Currently Amy is researching eco-architectural environments and sustainable agriculture. Her recent visit to Biosphere II and Arcosanti have sparked a renewed interest in developing a networked, artists community/farm. "I was particularly drawn to Paolo Soleri's vision of Archeology: concept of cities which embody the fusion of architecture with ecology. Soleri's vision parallels a question that arises in much of my research: How do we lead development activities in a direction that will take into account the contradiction between habitat protection and sustainable economic growth?"
Amy Franceschini was born to a farming family and grew up amid the fields and orchards of California's San Joaquin Valley. In 1992 she received a BFA from San Francisco State University where she studied photography and sculpture.

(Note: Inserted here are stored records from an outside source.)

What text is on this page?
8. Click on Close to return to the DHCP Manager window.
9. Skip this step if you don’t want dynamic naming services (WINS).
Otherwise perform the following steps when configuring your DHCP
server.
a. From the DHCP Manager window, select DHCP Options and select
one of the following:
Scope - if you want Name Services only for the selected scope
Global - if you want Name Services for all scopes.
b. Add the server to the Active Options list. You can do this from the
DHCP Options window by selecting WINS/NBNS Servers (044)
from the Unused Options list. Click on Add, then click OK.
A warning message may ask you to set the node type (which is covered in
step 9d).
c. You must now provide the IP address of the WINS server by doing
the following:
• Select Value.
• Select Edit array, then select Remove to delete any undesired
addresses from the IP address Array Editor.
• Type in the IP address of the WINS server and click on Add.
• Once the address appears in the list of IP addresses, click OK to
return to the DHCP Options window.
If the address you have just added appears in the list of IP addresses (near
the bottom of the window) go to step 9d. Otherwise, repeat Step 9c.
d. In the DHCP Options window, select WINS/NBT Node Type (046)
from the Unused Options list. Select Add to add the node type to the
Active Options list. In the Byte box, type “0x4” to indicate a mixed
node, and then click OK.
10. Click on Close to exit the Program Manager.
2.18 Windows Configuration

In 1995, she co-founded Atlas (www.atlasmagazine.com), an online magazine. Atlas was selected as the first website to be included in the permanent collection of the San Francisco Museum of Modern Art. The site has won two Webby awards (the equivalent of an online Oscar) for Art and Design, and has been internationally recognized for its unorthodox approach to online publishing.
In 1995, Amy also started Futurefarmers, an online showcase of new work and experimental collaborations with programmers and artists. Futurefarmers hosts an artist in residence program and develops new media projects for many corporate clients.
Recently, Amy completed an internet-based, data-driven, kinetic sculpture for Yerba Buena Center for the Arts: Bay Area Now 2 exhibition. This piece addressed environmental problems suffered by wetlands and migratory birds in the Bay Area as a result of population growth and economic expansion.